包み愛~あなたの胸で眠らせて~
「もうアジサイが咲いているね。どの色もきれい」

「本当だ。アジサイを見ると梅雨を連想するけど、そろそろ梅雨入りしそうだよね」


通り道のある雑貨店の小さな庭に青、紫、白といった色のアジサイが咲いていた。

今日の天気予報は晴れのち曇りで、下り坂になっている。

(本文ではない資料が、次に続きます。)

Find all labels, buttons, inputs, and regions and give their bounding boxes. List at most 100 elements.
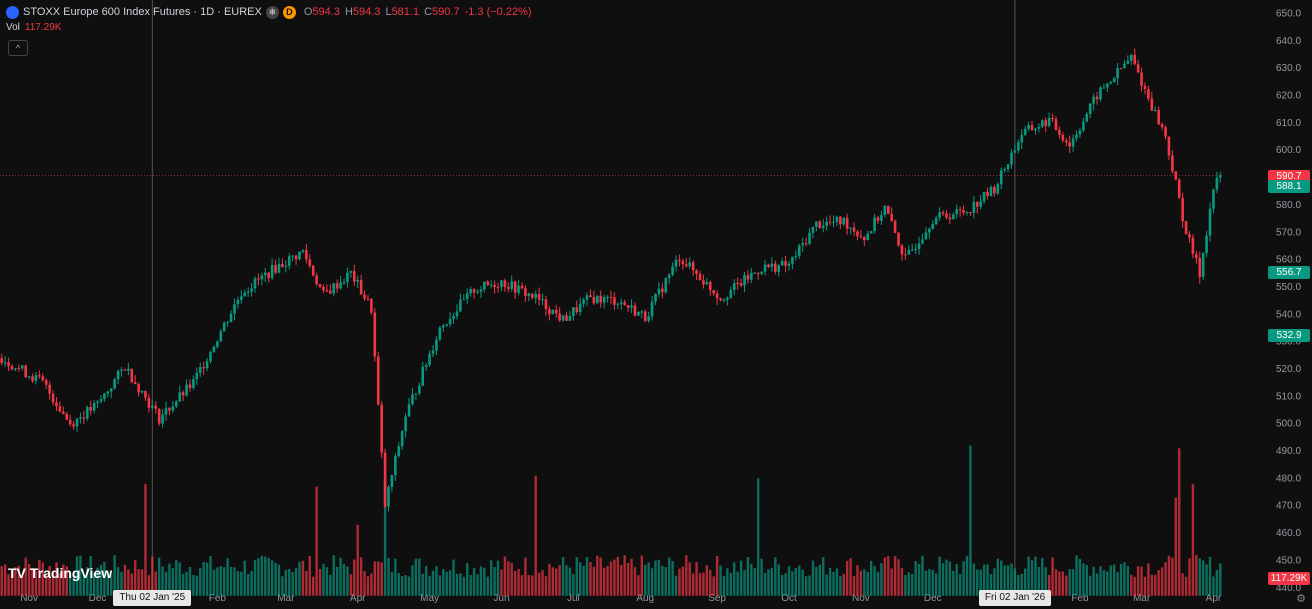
volume-bar xyxy=(86,567,89,596)
volume-bar xyxy=(1147,563,1150,596)
volume-bar xyxy=(1034,556,1037,596)
volume-bar xyxy=(1160,567,1164,596)
candle-body xyxy=(739,283,743,286)
volume-bar xyxy=(969,445,972,596)
volume-bar xyxy=(359,557,363,596)
volume-bar xyxy=(674,575,678,596)
candle-body xyxy=(869,231,873,234)
y-tick-label: 560.0 xyxy=(1276,255,1301,266)
candle-body xyxy=(647,316,650,321)
volume-bar xyxy=(719,565,722,596)
y-tick-label: 470.0 xyxy=(1276,501,1301,512)
candle-body xyxy=(226,321,229,323)
volume-bar xyxy=(373,561,377,596)
volume-bar xyxy=(520,575,524,596)
symbol-title[interactable]: STOXX Europe 600 Index Futures · 1D · EU… xyxy=(23,6,262,18)
volume-bar xyxy=(873,566,876,596)
volume-bar xyxy=(312,576,315,596)
candle-body xyxy=(873,217,876,232)
candle-body xyxy=(804,243,808,245)
candle-body xyxy=(346,272,349,283)
candle-body xyxy=(359,280,363,295)
volume-bar xyxy=(469,574,472,596)
delayed-data-badge[interactable]: D xyxy=(282,5,296,19)
candle-body xyxy=(565,315,568,321)
volume-bar xyxy=(743,570,746,596)
collapse-legend-icon[interactable]: ^ xyxy=(8,40,28,56)
candle-body xyxy=(993,187,996,194)
volume-bar xyxy=(763,572,767,596)
volume-bar xyxy=(924,570,928,596)
volume-bar xyxy=(1143,576,1147,596)
chart-settings-icon[interactable]: ⚙ xyxy=(1296,593,1306,605)
volume-bar xyxy=(79,555,82,596)
volume-bar xyxy=(1102,570,1106,596)
volume-bar xyxy=(48,565,51,596)
candle-body xyxy=(1123,63,1126,69)
volume-bar xyxy=(1150,574,1154,596)
volume-bar xyxy=(952,570,955,596)
snowflake-icon[interactable]: ❄ xyxy=(265,5,279,19)
candle-body xyxy=(161,414,164,424)
candle-body xyxy=(852,227,856,232)
volume-bar xyxy=(291,572,294,596)
volume-bar xyxy=(240,571,243,596)
candle-body xyxy=(643,311,647,321)
y-tick-label: 450.0 xyxy=(1276,555,1301,566)
volume-bar xyxy=(1201,560,1205,596)
volume-bar xyxy=(137,569,140,596)
y-tick-label: 500.0 xyxy=(1276,419,1301,430)
x-tick-label: Dec xyxy=(89,593,107,604)
volume-bar xyxy=(308,555,311,596)
volume-bar xyxy=(856,565,859,596)
candle-body xyxy=(808,232,811,244)
candle-body xyxy=(342,282,346,284)
volume-bar xyxy=(685,555,688,596)
candle-body xyxy=(352,271,356,282)
candle-body xyxy=(1119,67,1123,69)
candle-body xyxy=(633,305,637,316)
candle-body xyxy=(582,299,585,304)
candle-body xyxy=(736,283,739,285)
volume-bar xyxy=(561,557,565,596)
volume-bar xyxy=(1065,575,1068,596)
candle-body xyxy=(849,227,852,229)
tradingview-logo[interactable]: TV TradingView xyxy=(8,565,113,581)
candle-body xyxy=(92,402,96,411)
volume-bar xyxy=(448,570,452,596)
volume-bar xyxy=(1017,574,1020,596)
candle-body xyxy=(883,205,887,215)
volume-bar xyxy=(380,562,383,596)
candle-body xyxy=(1191,237,1195,255)
volume-bar xyxy=(1112,564,1116,596)
candle-body xyxy=(975,201,979,207)
volume-bar xyxy=(667,557,671,596)
candle-body xyxy=(688,262,692,267)
candle-body xyxy=(181,392,185,396)
volume-bar xyxy=(257,558,260,596)
price-tag: 117.29K xyxy=(1268,572,1310,586)
candle-body xyxy=(897,232,900,246)
candle-body xyxy=(729,290,733,298)
volume-bar xyxy=(110,573,113,596)
candle-body xyxy=(623,302,626,306)
candle-body xyxy=(257,278,260,280)
volume-bar xyxy=(113,555,116,596)
candle-body xyxy=(246,291,250,293)
volume-bar xyxy=(38,559,41,596)
candle-body xyxy=(609,296,613,298)
volume-bar xyxy=(702,572,705,596)
volume-bar xyxy=(3,564,7,596)
volume-bar xyxy=(281,576,284,596)
candle-body xyxy=(1195,254,1198,258)
candle-body xyxy=(452,316,455,319)
candle-body xyxy=(1212,189,1215,209)
volume-bar xyxy=(58,573,62,596)
volume-bar xyxy=(188,567,192,596)
candle-body xyxy=(825,221,828,226)
candle-body xyxy=(0,358,4,363)
x-tick-label: Nov xyxy=(20,593,38,604)
y-tick-label: 460.0 xyxy=(1276,528,1301,539)
candle-body xyxy=(719,298,722,301)
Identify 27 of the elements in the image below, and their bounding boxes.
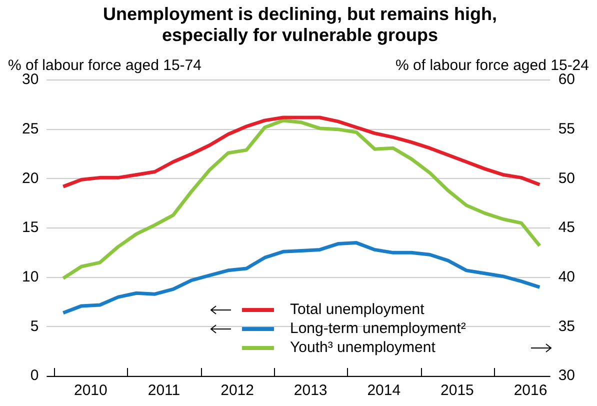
y2-tick-label: 50	[558, 170, 576, 187]
y2-tick-label: 35	[558, 318, 576, 335]
y2-axis-title: % of labour force aged 15-24	[396, 57, 589, 74]
y-tick-label: 25	[22, 120, 39, 138]
y2-tick-label: 30	[558, 367, 576, 384]
legend-label: Youth³ unemployment	[290, 339, 436, 356]
y-tick-label: 15	[22, 219, 39, 236]
y2-tick-label: 40	[558, 268, 576, 286]
legend-label: Total unemployment	[290, 301, 426, 318]
x-tick-label: 2012	[220, 382, 254, 400]
y-tick-label: 0	[30, 367, 39, 384]
x-tick-label: 2011	[148, 382, 180, 400]
x-tick-label: 2016	[514, 382, 548, 400]
y-tick-label: 10	[22, 268, 39, 286]
y2-tick-label: 45	[558, 219, 576, 236]
y-tick-label: 20	[22, 170, 39, 187]
legend-label: Long-term unemployment²	[290, 320, 467, 337]
y-axis-title: % of labour force aged 15-74	[8, 57, 202, 74]
x-tick-label: 2010	[74, 382, 108, 400]
x-tick-label: 2014	[367, 382, 401, 400]
chart-title: Unemployment is declining, but remains high, especially for vulnerable groups	[102, 4, 498, 46]
x-tick-label: 2015	[440, 382, 474, 400]
y-tick-label: 30	[22, 71, 39, 88]
y2-tick-label: 60	[558, 71, 576, 88]
y-tick-label: 5	[30, 318, 39, 335]
y2-tick-label: 55	[558, 120, 576, 138]
x-tick-label: 2013	[294, 382, 328, 400]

沖縄はもう梅雨入りしているから、関東も来週くらいにはするだろうと予想されていた。

ふと広海くんが持っている傘を見て、私は慌てた。

「ああ! 傘忘れちゃった。夕方から降るって言ってたよね。どうしよう……昼休み、コンビニで買ってこようかな」

「俺、ロッカーに折り畳みを入れてあるから、貸してあげるよ」

「わ、助かる! 広海くん、ありがとう」

「ううん。でも、どうやって渡そうか? 堂々と渡してまた何か言われても困るよね」


傘の貸し借りなんて、友だちならよくあることだけれど、今は安易に出来ない。なぜか注目されてしまっている私たちがやったら、また何か言われるかもしれない。

歩きながら、私たちは無言で何か良い方法がないか考えた。